Chile Earthquake and Tsunami
A magnitude 8.8 earthquake struck off the coast of Chile late yesterday evening (10:34 PST), killing scores of people in Chile and causing Hawaii to brace for its biggest tsunami since the Alaskan earthquake of 1964.
The tsunami alert went out hours before the first waves, traveling at the speed of a passenger jetliner, were expected to hit Hawaii at 11:19 this morning, local time.
Tourists and coastal residents are expected to wake up to tsunami alarms and evacuation instructions several hours earlier, tsunami authorities told the Associated Press.
The earthquake occurred along the junction of the Nazca and South American tectonic plates, which are colliding off the coast of Chile at a rate of 80 millimeters per year.
The coastline of Chile is one of the most active tectonic zones in the world, with 13 temblors of magnitude 7.0 or greater since 1973, the U.S. Geological Survey reports on its earthquake-monitoring Website.
The GCP event was set for the full 24 hour day of the 27th, which includes 6.5 hours before the main temblor. The result is Chisquare 86852.814 on 86400 df, for p = 0.138 and Z = 1.089.
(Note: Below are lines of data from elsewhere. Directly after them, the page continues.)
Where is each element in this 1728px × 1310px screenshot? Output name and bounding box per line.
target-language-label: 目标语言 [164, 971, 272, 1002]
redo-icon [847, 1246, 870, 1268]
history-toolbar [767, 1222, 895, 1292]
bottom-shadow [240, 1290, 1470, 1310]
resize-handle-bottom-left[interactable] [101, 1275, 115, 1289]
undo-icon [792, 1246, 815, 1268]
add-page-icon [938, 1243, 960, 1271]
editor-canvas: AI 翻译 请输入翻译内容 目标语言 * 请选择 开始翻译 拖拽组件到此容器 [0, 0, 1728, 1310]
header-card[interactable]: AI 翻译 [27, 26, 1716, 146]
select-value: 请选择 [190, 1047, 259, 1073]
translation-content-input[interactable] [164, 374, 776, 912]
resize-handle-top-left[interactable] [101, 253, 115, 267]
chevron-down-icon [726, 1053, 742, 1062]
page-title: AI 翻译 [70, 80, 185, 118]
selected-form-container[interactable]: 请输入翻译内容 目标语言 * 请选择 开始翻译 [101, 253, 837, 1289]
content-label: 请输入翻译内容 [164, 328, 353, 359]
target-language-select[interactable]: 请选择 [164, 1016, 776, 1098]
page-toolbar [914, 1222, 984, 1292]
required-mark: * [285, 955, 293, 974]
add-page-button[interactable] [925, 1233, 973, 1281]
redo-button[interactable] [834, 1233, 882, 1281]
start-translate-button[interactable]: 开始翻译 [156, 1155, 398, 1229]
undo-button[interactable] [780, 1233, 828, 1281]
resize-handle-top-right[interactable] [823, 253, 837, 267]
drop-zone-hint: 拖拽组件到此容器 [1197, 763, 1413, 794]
We have an Egg in Santiago, which was running at the beginning of the earthquake. It continued to run for about 20 hours following the major 8.8 temblor, then stopped recording data. On March 1st, it was restored to operation, and the stored data were sent to the GCP server and added to the archive. The following graph shows the data from the Santiago Egg, ID #2080, in green. The graph also shows not only the 24 hours of the formal GCP event, but the next 24 hours as well. While we know that the signal to noise ratio precludes strong interpretations, both the local Egg, and the 48 hour graph suggest effects on the network consonant with the unfolding picture of a devastating natural disaster.
The next closest egg to Santiago is in Buenos Aires, where people also felt the quake. Egg # 2069 was running during both days, and its data have a trajectory much like that of the network as a whole. The next figure shows the two individual eggs, Santiago and Buenos Aires against the background of the whole network. Again, single events, and data from single eggs can't be interpreted reliably, but we show this picture as an interesting display of the variation in responses.
It is important to keep in mind that we have only a tiny statistical effect, so that it is always hard to distinguish signal from noise. This means that every "success" might be largely driven by chance, and every "null" might include a real signal overwhelmed by noise. In the long run, a real effect can be identified only by patiently accumulating replications of similar analyses.